Businesses looking for an ongoing working capital requirement should consider invoice finance as a funding option, which uses the sales ledger as an asset to borrow money against. It is suitable for any business, whether they’re a limited company, a sole trader or a partnership. Waiting to be paid is a universal pain point for most businesses – regardless of their size or sector. An invoice finance facility offers a simple way to release the money you are owed in unpaid invoices, and it’s funding that, for most lenders, comes with dedicated relationship support and personal contact.

Businesses that can benefit span across many industries, including manufacturing, construction, recruitment, agriculture, transport, retail, telecommunication, technology, engineering, health food, and many more.

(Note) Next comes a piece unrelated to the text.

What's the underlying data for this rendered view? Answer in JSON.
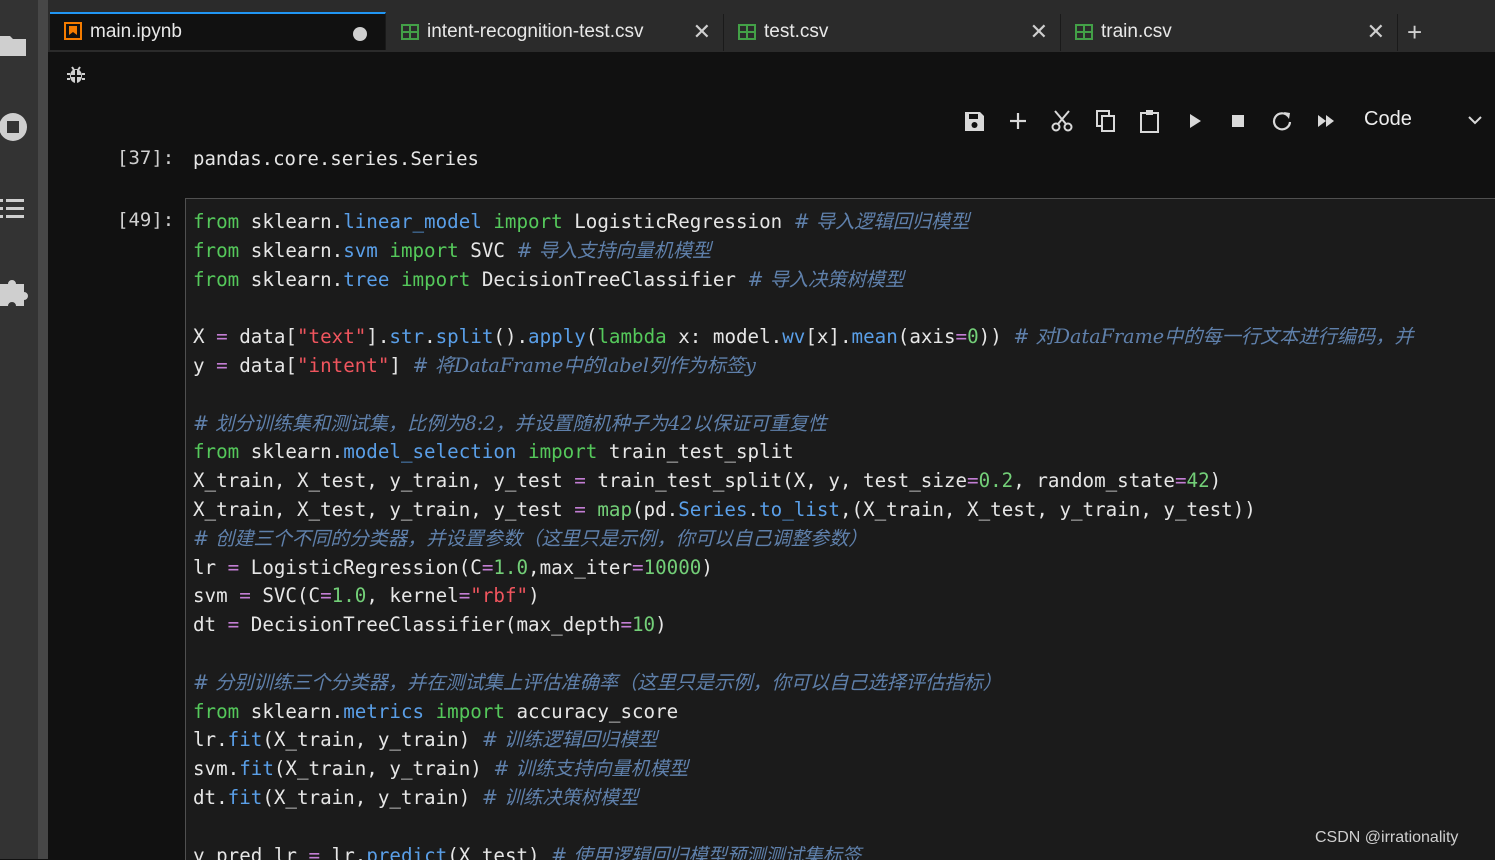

When you apply for an invoice finance facility, the lender will agree a funding limit based on several factors: your current turnover, the credit terms you offer your clients, but also your business requirements. They will also agree a prepayment percentage – up to 95% of the invoice value normally – which gets paid into your account as your invoices are raised. When your customers repay, you get the remaining balance minus the lenders fee. It’s a straightforward and flexible solution that helps keep your business moving.

What are trends you’re seeing in the invoice finance space?

Following a challenging 2020 for the Invoice Finance market, with a significant distortion from, and substitution to, the Government lending schemes, there is a returning demand and need for working capital funding solutions. There is a very clear expectation that invoice finance has a key role to play in helping SMEs restructure COVID-related debt and liabilities, and provide the necessary cashflow to support recovery and growth paths.

Market conditions have forced some lenders to reappraise their invoice finance strategies, which has led to portfolio sales, withdrawals from the market and strategic shifts from both high street banks and independent lenders.

Product innovation has been mixed in recent years, with a growing number of single/selective invoice finance players emerging as an alternative to traditional whole turnover facilities, but there has been an unwind of this trend recently with a number of those lenders gradually moving towards a more traditional product offering.

Digital adoption has accelerated over the last 18 months, with a focus on improving the customer experience and ease of facility use through automated payments and extraction of data feeds from banking and accounting systems. By providing easier and faster access to liquidity, we believe invoice finance can play an important role in supporting businesses on the road to recovery and growth.